Under the tariff act of July 30, 1846, 9 Stats. at Large, 46,) duty is to be assessed, not upon the weight of sugar in the invoice, but the weight when landed; although no express direction is contained in any law to make an allowance for loss of weight of sugar by drainage; and although the aggregate value is thus reduced below the aggregate cost named in the invoice.

Appraisers have not authority to fix weights or quantities, only valuations.

A protest, made before duties are finally adjusted and closed, is in season, under the act of February 26, 1845, (5 Stats. at Large, 727,) although moneys had been pre viously advanced on account of the duties.

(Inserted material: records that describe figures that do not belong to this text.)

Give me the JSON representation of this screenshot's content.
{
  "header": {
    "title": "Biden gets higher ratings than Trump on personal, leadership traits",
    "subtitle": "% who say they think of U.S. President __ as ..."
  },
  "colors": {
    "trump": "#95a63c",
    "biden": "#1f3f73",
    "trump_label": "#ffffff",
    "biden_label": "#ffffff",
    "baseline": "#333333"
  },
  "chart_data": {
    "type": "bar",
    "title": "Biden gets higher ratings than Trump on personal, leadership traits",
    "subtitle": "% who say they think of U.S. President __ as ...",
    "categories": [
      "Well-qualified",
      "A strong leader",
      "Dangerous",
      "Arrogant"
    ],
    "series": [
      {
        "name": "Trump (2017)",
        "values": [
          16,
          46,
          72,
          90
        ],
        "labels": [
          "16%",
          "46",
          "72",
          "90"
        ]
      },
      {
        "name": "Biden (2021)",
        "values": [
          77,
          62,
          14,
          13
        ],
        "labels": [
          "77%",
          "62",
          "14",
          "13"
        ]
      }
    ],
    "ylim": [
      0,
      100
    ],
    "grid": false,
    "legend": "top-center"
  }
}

ERROR to the circuit court of the United States for the district of Maryland, in an action against the collector of the port of Baltimore, to recover back moneys alleged to have been illegally exacted as and for duties upon sugars. The questions upon which the case depended, were, whether the importers were bound by the weights declared in the invoice made at the place of exportation, and must pay duty upon the aggregate weight therein stated, or only on the amount landed. And also whether the requirement of the act of February 26, 1845, respecting a protest, had been complied with. The protest relied on was as follows:

Baltimore, April 9, 1847.

"GEN. WM. H. MARRIOTT, Collector of the Port of Baltimore. "Dear Sir: Having been informed that it is the intention of the secretary of the treasury not to make allowance on the payment of duties on such articles as may result here less in quantity, from loss in weight or leakage, than at the time of shipment, for instance, sugar, molasses, &c., and on which a duty ad valorem, of the invoice is exacted, we hereby protest against the payment of such entire amount of duty, being of opinion that the law at present in force, authorizes an allowance for actual loss in weight or gauge, as shown by the difference in the invoice and the returns of the weighers and gaugers of such cargoes after delivery in this port.